Silencios impuestos
Montoro se cegó en su persecución de los que consideraba responsables indirectos de la derrota del PP en 2004, entre ellos, actores y artistas


A medida que se van conociendo más detalles sobre la presunta trama de corrupción que envolvía al superministro de Hacienda Cristóbal Montoro, cala una sensación de hastío. Este asunto ya asomó las orejas años atrás, pero entonces se cubrió de legalidad el olor a podrido. En un país consciente de que la corrupción es su gran herida abierta, una de las suertes de nuestra febril rivalidad política es que unos escarban para encontrar los puntos débiles de los otros y viceversa. Pero el caso Montoro quizá necesite, para los más jóvenes, un poco de contexto. La primera de las rarezas es lo poco habitual, casi inédito, de que un ministro perviva en dos diferentes mandatos de su partido con más de siete años de distancia. Ser ministro con Aznar y años después con Rajoy no estuvo al alcance de muchos. Ese mérito conllevaba un peligro. A nadie se le escapa que la derrota electoral del PP en 2004 fue un sapo que les costó muchos años tragar. Venían de una formidable mayoría absoluta lograda por Aznar en su segunda legislatura y la irrupción de Zapatero provocó una deriva, luego reproducida durante los años de Sánchez, consistente en negar la legitimidad del Gobierno de una forma tozuda.

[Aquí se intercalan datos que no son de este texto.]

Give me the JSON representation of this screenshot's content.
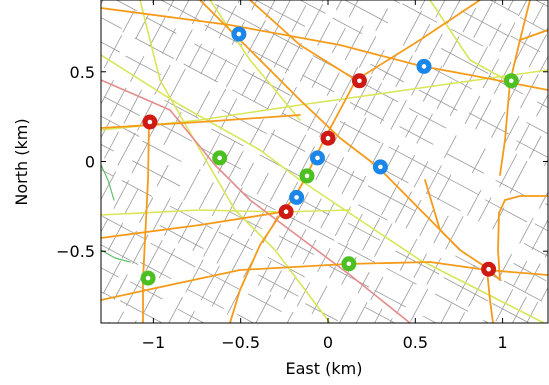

Aquella salida de los despachos gubernamentales traumó a algunos miembros de la derecha española, convencidos de que la derrota había sido causada más por la reacción a los atentados islamistas y la posterior gestión de la información en vísperas electorales que por otras razones de peso. Se olvidaban del natural desgaste de una tarea de gobierno o del aluvión de causas judiciales que terminaron con varios ministros condenados, pero también de hitos de la torpeza gestora como fueron la solución del naufragio del Prestige frente a las costas gallegas o la identificación de los cadáveres de los militares fallecidos en el accidente del infame vuelo del Yak 42. En el regreso de Rajoy al poder, tras la crisis económica de 2007 que arrasó nuestra economía dependiente de la burbuja inmobiliaria, quedaban pocos ministros vinculados con la amarga derrota anterior. Pero Montoro fue uno de ellos y por eso se cegó en su persecución de los que consideraba responsables indirectos de aquella derrota. Uno de los sectores a los que puso en su punto de mira fue el de actores y artistas, pues su visibilidad en las protestas contra la participación española en la guerra de Irak había sido ciertamente significada.
Desde el Ministerio de Hacienda se cambiaron las normativas a mitad de partido y, como moscas, cayeron en inspecciones tributarias todos aquellos que habían cometido el error de confiar sin prudencia en sus asesores fiscales que les empujaban a fundar empresas para gestionar los beneficios profesionales. Muchos perdieron sus casas y sus ahorros en una cascada de sanciones mientras, incluso en sede parlamentaria, el superministro Montoro hablaba con un desprecio morrocotudo de los que él llamó nuestros Depardieu, en un intento de identificar a cualquier artista español con el actor que había decidido abandonar Francia ante la presión fiscal establecida por el Gobierno. En realidad se trató de una forma de amedrentamiento para acallar a todo aquel que en el futuro se le ocurriera participar en las disputas públicas con su opinión personal. Y el éxito fue rotundo. A día de hoy, ese silencio impuesto aún pesa. Con esa lección aprendida, no sorprende que ante la carnicería que se perpetra en Gaza nuestras calles estén tan calladas.